Bustamante started in his present role as Vice President and Assistant Treasurer of global cash management in the treasury division in 2010. “My responsibilities are the development and oversight of the corporation’s global cash management structure and its activities,” he elaborates. “I oversee all of the global cash flow movements, cash flow forecasting, banking services, short-term investments and foreign exchange, as well as treasury transformation and technology.”
On the global cash management side, the company’s treasury department is centrally located in Memphis, with a director overseeing the Americas and the consolidation of all global activities, and a director in Amsterdam overseeing Europe, Africa, Middle East and Asia. “I have a team of professionals based in several cities across the globe, working closely within those regions, to manage the day-to-day cash management activities,” Bustamante explains.
Although the team is spread across the world, their activities report directly into Memphis. “This helps us tremendously in terms of how we manage our global cash positions and simplifies how we move cash around the world,” he says. “It’s been important to create a team culture that is agile and that adapts to the ever changing business and regulatory environment.”
Bustamante is keen to emphasise the importance of his team. “The fact that I have this group of professionals that can do the work seamlessly is really an achievement in itself,” he says. “Without this group of incredible professionals, I would not be able to successfully run the internal banking operations of FedEx. They are without a doubt the glue that holds it all together.”
He also believes that corporate culture is crucial to the success of the business, and should be a positive experience for all. “Obviously we are not the ones generating revenue. We play a support role,” he emphasises. “So I need to make sure that my team is ready to serve, and to do the things that will continue to make us a leader in the transportation logistics industry.”
Turning to the topic of challenges in the current market, Bustamante notes the importance of investing in both treasury technology and talent, adding that the treasury team overhauled its platform in 2018. “I’m glad that we were able to jump on those rails quickly,” he says. “It has been a tremendous value-add to the team, the company and our customers. But once we are on this journey, we need to continue it – because that is where everything seems to be moving.”

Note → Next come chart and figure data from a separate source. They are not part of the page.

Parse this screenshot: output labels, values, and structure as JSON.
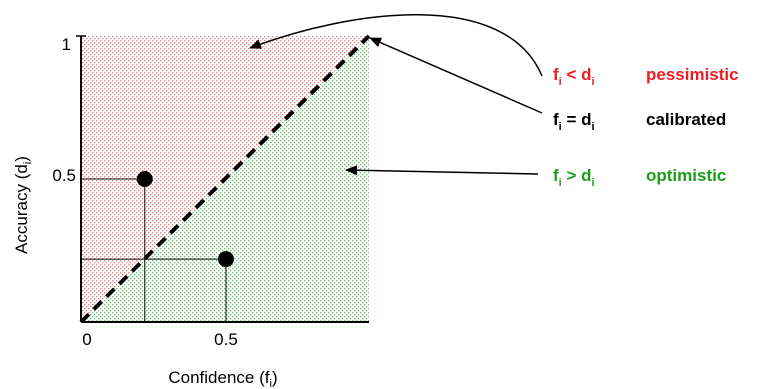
{
  "colors": {
    "pessimistic": "#ee1c24",
    "calibrated": "#000000",
    "optimistic": "#1a9e1a",
    "region_upper": "#f08080",
    "region_lower": "#66c266"
  },
  "axes": {
    "x_label_main": "Confidence (f",
    "x_label_sub": "i",
    "x_label_end": ")",
    "y_label_main": "Accuracy (d",
    "y_label_sub": "i",
    "y_label_end": ")",
    "x_ticks": [
      "0",
      "0.5"
    ],
    "y_ticks": [
      "1",
      "0.5"
    ]
  },
  "legend": [
    {
      "lhs": "f",
      "lhs_sub": "i",
      "op": " < ",
      "rhs": "d",
      "rhs_sub": "i",
      "label": "pessimistic"
    },
    {
      "lhs": "f",
      "lhs_sub": "i",
      "op": " = ",
      "rhs": "d",
      "rhs_sub": "i",
      "label": "calibrated"
    },
    {
      "lhs": "f",
      "lhs_sub": "i",
      "op": " > ",
      "rhs": "d",
      "rhs_sub": "i",
      "label": "optimistic"
    }
  ],
  "points": [
    {
      "x": 0.22,
      "y": 0.5
    },
    {
      "x": 0.5,
      "y": 0.22
    }
  ]
}
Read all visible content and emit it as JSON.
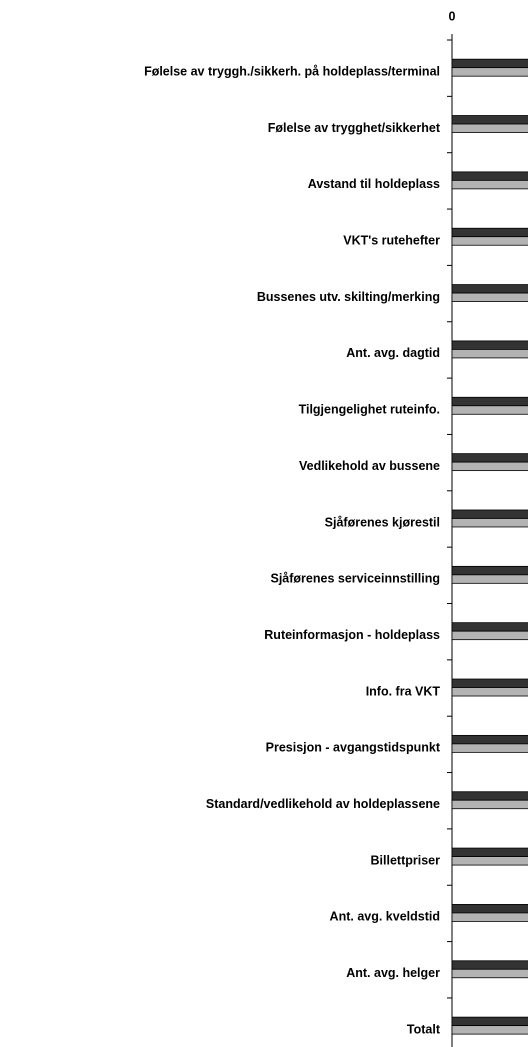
{
  "chart_data": {
    "type": "hbar",
    "categories": [
      "Følelse av tryggh./sikkerh. på holdeplass/terminal",
      "Følelse av trygghet/sikkerhet",
      "Avstand til holdeplass",
      "VKT's rutehefter",
      "Bussenes utv. skilting/merking",
      "Ant. avg. dagtid",
      "Tilgjengelighet ruteinfo.",
      "Vedlikehold av bussene",
      "Sjåførenes kjørestil",
      "Sjåførenes serviceinnstilling",
      "Ruteinformasjon - holdeplass",
      "Info. fra VKT",
      "Presisjon - avgangstidspunkt",
      "Standard/vedlikehold av holdeplassene",
      "Billettpriser",
      "Ant. avg. kveldstid",
      "Ant. avg. helger",
      "Totalt"
    ],
    "series": [
      {
        "color": "#333333",
        "values": [
          5,
          5,
          5,
          5,
          5,
          5,
          5,
          5,
          5,
          5,
          5,
          5,
          5,
          5,
          5,
          5,
          5,
          5
        ]
      },
      {
        "color": "#b3b3b3",
        "values": [
          5,
          5,
          5,
          5,
          5,
          5,
          5,
          5,
          5,
          5,
          5,
          5,
          5,
          5,
          5,
          5,
          5,
          5
        ]
      }
    ],
    "xlim": [
      0,
      6
    ],
    "xticks": [
      0
    ]
  }
}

Global geopolitical events present another major challenge in today’s market. “We have just gone through a pandemic, and are now facing other geopolitical events that are disrupting supply chains and the way that we do things around the globe,” Bustamante notes. Fortunately, continually planning for the future and developing contingency plans have long been a core part of the company’s culture. “It’s something that is ingrained in our training,” he says. “What’s changed is that there are now different scenarios that you have to plan for.”
With the company taking great pride in having developed a culture that looks at primary, secondary and even tertiary backups, he is keen to ensure that the treasury organisation has the same mindset. “We need to be ready to react, pivot and keep moving,” he says. “That means making sure that the enterprise continues to operate by managing liquidity, and by making sure that we make payments and collect and invest our cash.”